While the UK is now awash with spread betting firms and brokers competing for your business, choosing the right one can still seem a daunting task for those new to financial spread betting. This page is intended to help you cross that bridge.
Consider the spread on offer from various spread betting companies:
the transaction costs associated with spread betting are built into the difference between the price at which you can buy and sell various instruments. Therefore, you need to ensure that the spread betting firm that you choose offers favourable spreads. Do your homework because some spread betting brokers will advertise great spreads for particular popular markets without mentioning anything about other markets that they cover. What you want is a broker that has tight spreads across the board. Remember, the wider the spread, the more you pay to trade. Profitable online spread betting is hard enough without losing money on wide spreads.
Price fill and slippage varies across spread betting companies:
do you get a different dealing price to the one originally quoted, or do your orders get filled at a better or worse price? It is worth watching out for any differences in quoted prices and actually dealing prices. Since a spread bet is based on an underlying security or market, the price of the two should move in tandem. Consequently, while the market is open, your dealer should execute your trades at the prevailing market price. If you are unable to deal at the market price, perhaps it's time to open an account with another company.
Quality of trading platform varies across spread betting companies:
ease of use of trading platform, need for complicated downloads or simple web interface? You want the spread betting process to be as effortless as possible to mitigate the chances of errors due to technology. Some spread betting brokers are better than others in this regard.
Range of markets covered:
Not all spread betting companies cover all markets. Indeed some brokers only cover a handful of markets.
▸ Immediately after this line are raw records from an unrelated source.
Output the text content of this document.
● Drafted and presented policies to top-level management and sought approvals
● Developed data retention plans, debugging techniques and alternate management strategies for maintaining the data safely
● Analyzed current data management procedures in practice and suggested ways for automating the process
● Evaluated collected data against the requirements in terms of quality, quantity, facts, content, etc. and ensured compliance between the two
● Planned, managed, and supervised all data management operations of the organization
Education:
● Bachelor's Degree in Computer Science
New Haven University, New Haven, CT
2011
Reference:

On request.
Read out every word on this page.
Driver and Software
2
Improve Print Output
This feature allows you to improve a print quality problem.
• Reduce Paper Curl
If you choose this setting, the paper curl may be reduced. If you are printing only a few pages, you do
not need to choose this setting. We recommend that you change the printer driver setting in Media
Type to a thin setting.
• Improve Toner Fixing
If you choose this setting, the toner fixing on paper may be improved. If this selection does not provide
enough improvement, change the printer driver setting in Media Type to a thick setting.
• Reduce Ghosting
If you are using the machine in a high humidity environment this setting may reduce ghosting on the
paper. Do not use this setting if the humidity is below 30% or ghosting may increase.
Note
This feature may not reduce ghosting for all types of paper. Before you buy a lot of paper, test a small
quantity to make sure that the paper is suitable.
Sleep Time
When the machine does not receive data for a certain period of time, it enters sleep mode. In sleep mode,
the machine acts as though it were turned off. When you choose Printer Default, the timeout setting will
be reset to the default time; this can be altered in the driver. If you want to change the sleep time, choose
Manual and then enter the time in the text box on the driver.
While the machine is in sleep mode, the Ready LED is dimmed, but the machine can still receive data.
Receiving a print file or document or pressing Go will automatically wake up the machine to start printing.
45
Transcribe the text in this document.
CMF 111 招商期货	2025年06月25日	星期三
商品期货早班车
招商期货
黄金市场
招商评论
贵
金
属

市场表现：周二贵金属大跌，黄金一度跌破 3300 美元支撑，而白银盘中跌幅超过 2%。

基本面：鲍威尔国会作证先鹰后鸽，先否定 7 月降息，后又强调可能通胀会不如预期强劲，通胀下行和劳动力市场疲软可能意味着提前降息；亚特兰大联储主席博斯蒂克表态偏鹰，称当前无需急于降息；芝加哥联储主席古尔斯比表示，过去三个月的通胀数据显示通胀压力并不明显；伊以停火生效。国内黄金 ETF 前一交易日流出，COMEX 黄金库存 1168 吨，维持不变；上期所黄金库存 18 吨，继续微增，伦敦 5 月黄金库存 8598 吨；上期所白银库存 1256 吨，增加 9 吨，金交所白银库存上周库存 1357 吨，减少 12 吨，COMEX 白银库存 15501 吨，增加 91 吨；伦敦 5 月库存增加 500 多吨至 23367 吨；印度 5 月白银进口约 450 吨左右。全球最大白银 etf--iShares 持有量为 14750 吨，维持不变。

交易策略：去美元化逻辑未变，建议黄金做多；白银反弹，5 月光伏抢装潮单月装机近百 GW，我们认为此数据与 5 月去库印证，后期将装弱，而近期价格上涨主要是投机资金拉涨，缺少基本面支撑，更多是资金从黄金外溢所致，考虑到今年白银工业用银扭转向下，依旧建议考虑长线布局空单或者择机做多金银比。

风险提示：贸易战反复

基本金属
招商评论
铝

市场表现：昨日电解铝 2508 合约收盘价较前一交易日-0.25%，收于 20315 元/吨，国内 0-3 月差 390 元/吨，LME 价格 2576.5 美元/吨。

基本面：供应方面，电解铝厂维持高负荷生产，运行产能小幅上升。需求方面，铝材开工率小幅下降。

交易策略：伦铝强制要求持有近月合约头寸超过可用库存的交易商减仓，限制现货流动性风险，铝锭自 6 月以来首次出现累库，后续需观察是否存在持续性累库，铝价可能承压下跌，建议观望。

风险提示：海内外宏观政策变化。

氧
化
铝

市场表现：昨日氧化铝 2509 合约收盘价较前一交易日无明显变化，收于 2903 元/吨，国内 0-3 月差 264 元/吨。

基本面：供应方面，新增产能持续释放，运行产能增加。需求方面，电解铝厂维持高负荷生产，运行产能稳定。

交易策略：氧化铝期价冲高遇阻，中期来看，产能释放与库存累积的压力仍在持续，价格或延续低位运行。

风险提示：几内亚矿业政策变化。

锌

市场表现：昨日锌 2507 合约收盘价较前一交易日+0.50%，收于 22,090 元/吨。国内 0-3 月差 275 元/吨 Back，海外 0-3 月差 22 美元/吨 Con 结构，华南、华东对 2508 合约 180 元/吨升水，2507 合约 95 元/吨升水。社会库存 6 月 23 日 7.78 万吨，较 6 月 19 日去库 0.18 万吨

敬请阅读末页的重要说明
While this may not necessarily be a problem (in fact, a limited number of markets may be a blessing in disguise for a new trader, since it helps you to focus), it pays to know that there is a wide range of potential trading opportunities available to you should you want to take advantage of different opportunities.
Extended trading hours:
can you trade at any time of the day to suit you? Some spread betting companies now offer the possibility of round-the clock online trading. While you may not want to trade 24 hours a day, it may be very useful to be able to place a trade that you have researched once you get back home from work in the evening if you are not a full-time trader. This provides a major advantage over traditional share trading where traders who make trading decisions at the end of the trading day on the basis of the daily closing price have to wait till the markets open again the following morning in order to place a trade.
Options for placing the trade:
does your spreadbetting broker offer facilities for trading by phone as well as online? How about mobile trading on iphones and the like? With the wide range of spread betting companies offering online trading platforms, there is no reason why you should not go for the broker that offers you the greatest convenience.